Crucially, we haven’t used independence here. Informally, we can write differential of term inside the integral: \[d \left(\bar{N}(t) - \int_{0}^t \lambda(x) \bar{Y}(x) dx\right)= d \bar{N}(t) - \lambda(t) \bar{Y}(t) dt\] We can write this quantity as \(d\bar{M}(t)\) so that \[d \bar{N}(t) = \lambda(t) \bar{Y}(t) dt + d\bar{M}(t)\] where \(\Exp{d\bar{M}(t)} = 0\). We can divide each side by \(\bar{Y}(t)\) as long as \(\bar{Y}(t) > 0\). If we introduce the indicator variable \(J(t) = \mathbbm{1}\left(\bar{Y}(t) > 0\right)\) and the convention that \(J(t) / \bar{Y}(t) = 0\) when \(\bar{Y}(t) = 0\) the equation becomes: \[\frac{J(t)}{\bar{Y}(t)}d \bar{N}(t) = J(t) \lambda(t) dt + \frac{J(t)}{\bar{Y}(t)}d\bar{M}(t)\] Integrating both sides yields an alternative estimand for \(\int_0^u \lambda(t) dt\): \[\int_0^u \frac{J(t)}{\bar{Y}(t)}d \bar{N}(t) = \int_0^u J(t) \lambda(t) dt + \int_0^u\frac{J(t)}{\bar{Y}(t)}d\bar{M}(t)\] The second term on the RHS is mean zero, so \[\Exp{\int_0^u \frac{J(t)}{\bar{Y}(t)}d \bar{N}(t)} = \Exp{\int_0^u J(t) \lambda(t) dt}.\] If \(J(t) \approxeq 1\) then the estimator is approximately unbiased.

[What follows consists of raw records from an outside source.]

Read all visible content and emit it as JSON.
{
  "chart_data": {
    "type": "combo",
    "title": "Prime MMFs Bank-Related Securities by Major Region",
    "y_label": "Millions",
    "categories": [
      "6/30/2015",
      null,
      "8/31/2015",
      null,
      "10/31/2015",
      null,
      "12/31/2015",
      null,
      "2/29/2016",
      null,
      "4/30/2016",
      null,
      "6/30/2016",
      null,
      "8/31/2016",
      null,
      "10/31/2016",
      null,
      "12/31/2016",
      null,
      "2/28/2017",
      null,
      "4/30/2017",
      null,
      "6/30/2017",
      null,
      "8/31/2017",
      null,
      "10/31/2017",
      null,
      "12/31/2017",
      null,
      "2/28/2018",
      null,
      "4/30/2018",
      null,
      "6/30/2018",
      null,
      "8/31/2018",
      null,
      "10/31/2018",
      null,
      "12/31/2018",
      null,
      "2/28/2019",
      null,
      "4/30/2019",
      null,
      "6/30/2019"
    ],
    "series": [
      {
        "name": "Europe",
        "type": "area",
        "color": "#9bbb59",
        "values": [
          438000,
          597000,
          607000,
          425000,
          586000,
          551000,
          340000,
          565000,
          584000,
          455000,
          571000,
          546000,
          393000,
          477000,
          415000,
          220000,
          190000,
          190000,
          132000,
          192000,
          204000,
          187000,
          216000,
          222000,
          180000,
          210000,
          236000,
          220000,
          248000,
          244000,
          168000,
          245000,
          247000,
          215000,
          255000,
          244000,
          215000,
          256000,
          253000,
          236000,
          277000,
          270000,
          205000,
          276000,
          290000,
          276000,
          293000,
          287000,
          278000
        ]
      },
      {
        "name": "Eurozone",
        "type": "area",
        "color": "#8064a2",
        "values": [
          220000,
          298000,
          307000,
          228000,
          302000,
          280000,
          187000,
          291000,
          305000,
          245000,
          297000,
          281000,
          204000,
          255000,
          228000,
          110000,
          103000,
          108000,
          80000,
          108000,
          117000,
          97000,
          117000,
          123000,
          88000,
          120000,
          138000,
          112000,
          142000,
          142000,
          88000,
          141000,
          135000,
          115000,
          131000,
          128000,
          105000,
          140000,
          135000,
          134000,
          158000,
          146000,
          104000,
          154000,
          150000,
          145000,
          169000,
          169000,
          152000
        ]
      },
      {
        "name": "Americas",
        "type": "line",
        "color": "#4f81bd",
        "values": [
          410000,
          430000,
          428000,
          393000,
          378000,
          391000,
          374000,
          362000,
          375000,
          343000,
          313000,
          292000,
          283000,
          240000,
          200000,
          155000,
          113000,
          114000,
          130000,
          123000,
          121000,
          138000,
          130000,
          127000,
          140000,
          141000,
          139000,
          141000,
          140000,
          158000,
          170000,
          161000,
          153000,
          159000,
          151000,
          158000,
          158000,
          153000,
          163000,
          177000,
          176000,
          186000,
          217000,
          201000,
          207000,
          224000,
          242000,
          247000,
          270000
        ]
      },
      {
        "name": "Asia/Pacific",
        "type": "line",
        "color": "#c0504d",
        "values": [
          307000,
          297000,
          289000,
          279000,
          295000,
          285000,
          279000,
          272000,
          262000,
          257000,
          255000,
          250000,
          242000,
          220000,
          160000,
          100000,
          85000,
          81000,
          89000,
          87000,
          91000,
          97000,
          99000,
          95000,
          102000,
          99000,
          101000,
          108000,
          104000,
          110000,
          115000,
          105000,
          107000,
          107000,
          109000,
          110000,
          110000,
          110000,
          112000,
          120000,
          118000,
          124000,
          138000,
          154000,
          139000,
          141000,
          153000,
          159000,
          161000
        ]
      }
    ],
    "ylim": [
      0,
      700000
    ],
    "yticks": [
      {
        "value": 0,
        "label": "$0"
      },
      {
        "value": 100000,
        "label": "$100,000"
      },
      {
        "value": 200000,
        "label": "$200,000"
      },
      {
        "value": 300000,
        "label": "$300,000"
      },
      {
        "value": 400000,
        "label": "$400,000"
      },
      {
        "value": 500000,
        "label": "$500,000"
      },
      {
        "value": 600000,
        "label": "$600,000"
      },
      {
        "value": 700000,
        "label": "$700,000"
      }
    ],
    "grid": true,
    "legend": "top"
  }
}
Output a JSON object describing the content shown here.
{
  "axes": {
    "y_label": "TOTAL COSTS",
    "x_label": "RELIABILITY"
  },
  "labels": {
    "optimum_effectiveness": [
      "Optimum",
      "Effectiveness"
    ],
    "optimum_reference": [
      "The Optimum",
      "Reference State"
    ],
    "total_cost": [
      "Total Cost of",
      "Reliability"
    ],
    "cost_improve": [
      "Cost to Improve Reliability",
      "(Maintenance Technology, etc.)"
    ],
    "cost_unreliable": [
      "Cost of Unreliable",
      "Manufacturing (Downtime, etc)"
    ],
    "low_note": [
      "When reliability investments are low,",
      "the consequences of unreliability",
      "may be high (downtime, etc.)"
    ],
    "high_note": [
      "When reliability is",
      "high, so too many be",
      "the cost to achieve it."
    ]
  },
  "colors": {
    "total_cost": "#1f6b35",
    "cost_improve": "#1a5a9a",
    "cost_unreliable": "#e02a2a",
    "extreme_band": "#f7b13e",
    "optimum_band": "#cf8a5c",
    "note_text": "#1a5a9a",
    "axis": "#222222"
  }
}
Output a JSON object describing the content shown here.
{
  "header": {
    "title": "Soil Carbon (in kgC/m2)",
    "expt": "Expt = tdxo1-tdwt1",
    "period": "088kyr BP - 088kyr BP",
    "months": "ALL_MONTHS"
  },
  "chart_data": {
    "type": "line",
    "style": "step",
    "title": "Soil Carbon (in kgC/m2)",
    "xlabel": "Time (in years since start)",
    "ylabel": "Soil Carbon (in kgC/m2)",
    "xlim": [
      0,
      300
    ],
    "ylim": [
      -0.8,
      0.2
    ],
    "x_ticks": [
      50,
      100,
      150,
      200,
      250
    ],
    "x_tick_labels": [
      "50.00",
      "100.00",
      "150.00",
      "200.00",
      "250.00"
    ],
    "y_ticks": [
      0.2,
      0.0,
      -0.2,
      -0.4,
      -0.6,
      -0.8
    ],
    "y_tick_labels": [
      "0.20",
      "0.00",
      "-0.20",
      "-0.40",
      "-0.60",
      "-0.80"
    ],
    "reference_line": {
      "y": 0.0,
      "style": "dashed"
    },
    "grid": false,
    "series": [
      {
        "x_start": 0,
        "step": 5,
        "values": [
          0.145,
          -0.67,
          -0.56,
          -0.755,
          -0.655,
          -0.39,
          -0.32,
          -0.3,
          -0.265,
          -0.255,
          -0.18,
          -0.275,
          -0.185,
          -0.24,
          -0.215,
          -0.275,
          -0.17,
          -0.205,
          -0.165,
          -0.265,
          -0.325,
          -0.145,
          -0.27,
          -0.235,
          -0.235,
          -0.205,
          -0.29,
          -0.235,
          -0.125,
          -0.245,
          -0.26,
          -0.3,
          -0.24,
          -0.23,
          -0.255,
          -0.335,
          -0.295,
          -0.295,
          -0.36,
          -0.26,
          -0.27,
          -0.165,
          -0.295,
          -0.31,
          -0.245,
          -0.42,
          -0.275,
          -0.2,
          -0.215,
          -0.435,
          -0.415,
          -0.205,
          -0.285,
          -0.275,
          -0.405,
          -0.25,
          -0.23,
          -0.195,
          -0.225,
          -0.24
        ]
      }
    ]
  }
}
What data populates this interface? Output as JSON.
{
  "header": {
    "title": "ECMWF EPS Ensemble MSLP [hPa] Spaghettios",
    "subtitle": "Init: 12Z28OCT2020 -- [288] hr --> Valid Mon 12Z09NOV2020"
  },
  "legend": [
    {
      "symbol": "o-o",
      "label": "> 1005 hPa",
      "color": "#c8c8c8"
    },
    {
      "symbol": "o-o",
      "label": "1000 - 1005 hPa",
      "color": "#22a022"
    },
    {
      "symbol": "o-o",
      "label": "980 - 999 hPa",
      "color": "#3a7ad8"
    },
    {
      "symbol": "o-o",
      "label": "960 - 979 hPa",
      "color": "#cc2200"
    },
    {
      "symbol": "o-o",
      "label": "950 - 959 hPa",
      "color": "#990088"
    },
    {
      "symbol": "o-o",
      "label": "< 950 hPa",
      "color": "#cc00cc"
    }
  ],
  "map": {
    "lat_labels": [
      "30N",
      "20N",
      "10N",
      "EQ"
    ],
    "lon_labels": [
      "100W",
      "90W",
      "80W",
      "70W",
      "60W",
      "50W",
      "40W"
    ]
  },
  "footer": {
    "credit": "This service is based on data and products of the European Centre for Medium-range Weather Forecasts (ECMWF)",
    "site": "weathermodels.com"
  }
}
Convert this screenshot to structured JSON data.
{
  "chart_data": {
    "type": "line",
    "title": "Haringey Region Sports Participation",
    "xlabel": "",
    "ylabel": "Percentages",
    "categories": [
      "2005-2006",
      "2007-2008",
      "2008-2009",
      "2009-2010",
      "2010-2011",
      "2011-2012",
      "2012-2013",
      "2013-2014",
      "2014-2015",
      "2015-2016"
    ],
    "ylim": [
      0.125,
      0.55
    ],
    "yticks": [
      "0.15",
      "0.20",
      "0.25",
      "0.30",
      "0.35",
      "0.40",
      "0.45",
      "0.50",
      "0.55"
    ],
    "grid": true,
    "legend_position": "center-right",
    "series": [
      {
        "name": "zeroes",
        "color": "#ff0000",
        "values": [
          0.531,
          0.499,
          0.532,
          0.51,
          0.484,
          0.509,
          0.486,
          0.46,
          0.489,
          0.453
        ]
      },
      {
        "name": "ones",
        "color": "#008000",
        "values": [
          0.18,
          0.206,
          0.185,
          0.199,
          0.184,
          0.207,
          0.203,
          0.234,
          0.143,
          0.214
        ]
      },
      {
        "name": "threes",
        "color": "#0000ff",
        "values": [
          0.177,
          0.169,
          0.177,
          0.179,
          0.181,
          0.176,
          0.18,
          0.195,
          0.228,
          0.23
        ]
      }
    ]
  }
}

In fact we can precisely characterize the bias:

\[ \begin{aligned} \Exp{\int_0^u J(t) \lambda(t) dt} - \int_0^u \lambda(t) dt & = \int_0^u \Exp{J(t)} \lambda(t) dt - \int_0^u \lambda(t) dt \\ & = \int_0^u \lambda(t)(\Exp{J(t)} - 1) dt \\ & = - \int_0^u \lambda(t)(1 - P(\bar{Y}(t) > 0)) dt\\ & = - \int_0^u \lambda(t)\prod_{i=1}^n P(\min(X_i, C_i) < t)) dt \end{aligned} \]

References

Aalen, Odd, Ornulf Borgan, and Hakon Gjessing. 2008. Survival and Event History Analysis: A Process Point of View. Springer Science & Business Media.
Fleming, Thomas R, and David P Harrington. 2005. “Counting Processes and Survival Analysis.” Wiley Series in Probability and Statistics.